Coats disease is an idiopathic condition characterized by dilated and stretched vessels with intraretinal and subretinal exudates that generally occurs in both children and adults, predominantly males.

Despite reports of being associated with retinitis pigmentosa, Senior-Lohen Syndrome, Turner’s Syndrome, Hallermann-Streiff Syndrome, no definite connection has been made between other systemic or ocular conditions and Coats Disease, and there is no evidence to suggest genetic transmission.

The retina will have a yellow color, but the fluid in the retina will be clear. The typical fundus appearance is that of a localized, liquid rich, yellow subretinal exudate associated with vascular anomalies including sheathing, dilated twisted and turned vessels, stretched-out vessels that appear dilated, zones of capillary drop-out, and neovascularization.

The clinical course is variable, but generally progressive. Exacerbation and inactive stages occur over time. Spontaneous remissions are the exception, but can occur. Serous retinal detachment, iridocyclitis, cataract, and secondary neovascular glaucoma can be complications.

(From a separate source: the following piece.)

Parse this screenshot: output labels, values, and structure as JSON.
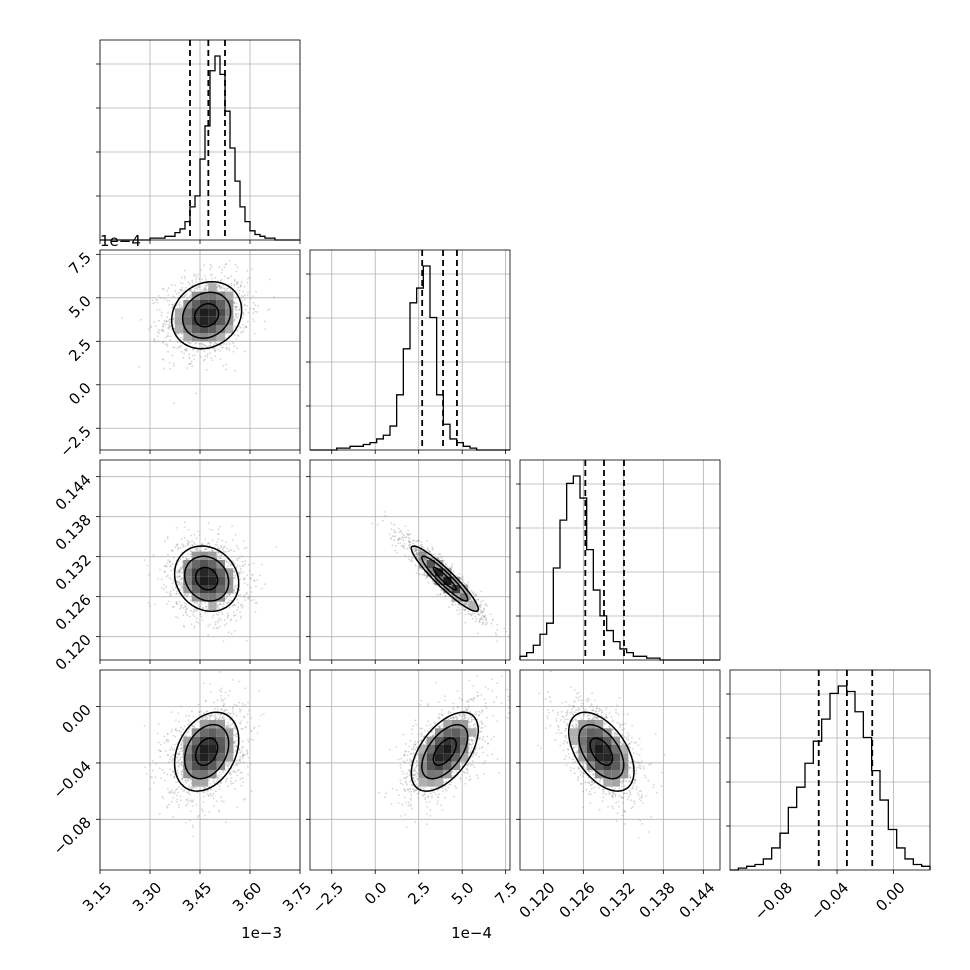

The differential diagnosis includes retinoblastoma, hyperplastic primary vitreous, retinopathy of prematurity, toxocariasis, sickle cell retinopathy, Eales Disease, familial exudative vitreo-retinopathy, cavernous hemangioma, leukemia and anemia, Norrie’s Disease, and any vasculopathy producing exudation.

Treatment options include laser photocoagulation and cryo therapy. Draining of subretinal fluid may also be required with laser or cryo therapy. Vitrectomy with internal drainage of subretinal fluid, vasoablative procedures, intraocular tamponade with gas or silicone oil may also be needed.